Article IV: Organizational Structure

sbstructure20134.1  Adding Projects

A new SB project may form when one or more people propose an idea to a member of the Board of Directors and the project is accepted by the Board.  SB projects must be in the spirit of and consistent with the values of SB.  A Project Leader shall be designated and will be part of the Leadership Circle.  Projects will be assigned a Board Member for oversight.

4.2 Project activities

Project groups will conduct educational sessions or a community service for the general public at various times throughout the year. All Projects shall participate in Open Houses and the Festival.
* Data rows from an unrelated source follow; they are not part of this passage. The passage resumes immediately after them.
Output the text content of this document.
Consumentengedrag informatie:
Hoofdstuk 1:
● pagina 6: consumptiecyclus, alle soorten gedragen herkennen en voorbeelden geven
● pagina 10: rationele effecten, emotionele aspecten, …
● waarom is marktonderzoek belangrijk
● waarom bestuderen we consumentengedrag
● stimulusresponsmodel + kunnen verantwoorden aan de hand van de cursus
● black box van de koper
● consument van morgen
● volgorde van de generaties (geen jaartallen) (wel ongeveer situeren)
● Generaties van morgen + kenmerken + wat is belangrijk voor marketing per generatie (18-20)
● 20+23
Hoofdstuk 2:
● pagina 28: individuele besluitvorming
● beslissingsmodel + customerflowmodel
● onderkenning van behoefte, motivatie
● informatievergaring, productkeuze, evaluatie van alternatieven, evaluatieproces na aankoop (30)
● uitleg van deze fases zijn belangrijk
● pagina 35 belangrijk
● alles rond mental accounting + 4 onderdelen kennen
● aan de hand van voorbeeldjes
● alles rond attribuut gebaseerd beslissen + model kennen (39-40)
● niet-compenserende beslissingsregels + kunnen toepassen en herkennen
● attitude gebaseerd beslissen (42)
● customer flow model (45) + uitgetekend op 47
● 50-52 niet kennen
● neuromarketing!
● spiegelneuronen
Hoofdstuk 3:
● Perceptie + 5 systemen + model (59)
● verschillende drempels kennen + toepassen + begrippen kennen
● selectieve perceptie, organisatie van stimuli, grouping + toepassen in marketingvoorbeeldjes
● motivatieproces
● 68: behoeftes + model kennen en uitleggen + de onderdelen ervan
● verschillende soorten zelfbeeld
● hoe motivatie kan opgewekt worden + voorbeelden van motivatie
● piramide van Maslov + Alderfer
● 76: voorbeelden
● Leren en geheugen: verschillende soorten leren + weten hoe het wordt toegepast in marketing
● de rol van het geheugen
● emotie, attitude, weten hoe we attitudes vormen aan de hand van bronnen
Article V: Amendments, advisory boards

5.1 Amendments to the by-laws

Any amendments to these by-laws can be proposed by the Board of Directors or general membership at any time. Such amendments must be approved by the Board of Directors, then presented to the general membership via the newsletter.

5.2 Advisory Boards

The Leadership Circle may form advisory boards of people who agree with SB’s purpose and are willing and able to give the organization useful advice from time to time.  Advisory board members need not be voting members of SB or live within the geographic boundaries of greater Ballard.

Article VI: Adoption

These by-laws shall become effective upon ratification by the organizing group functioning as the Board and by ratification vote by the vote of the general membership.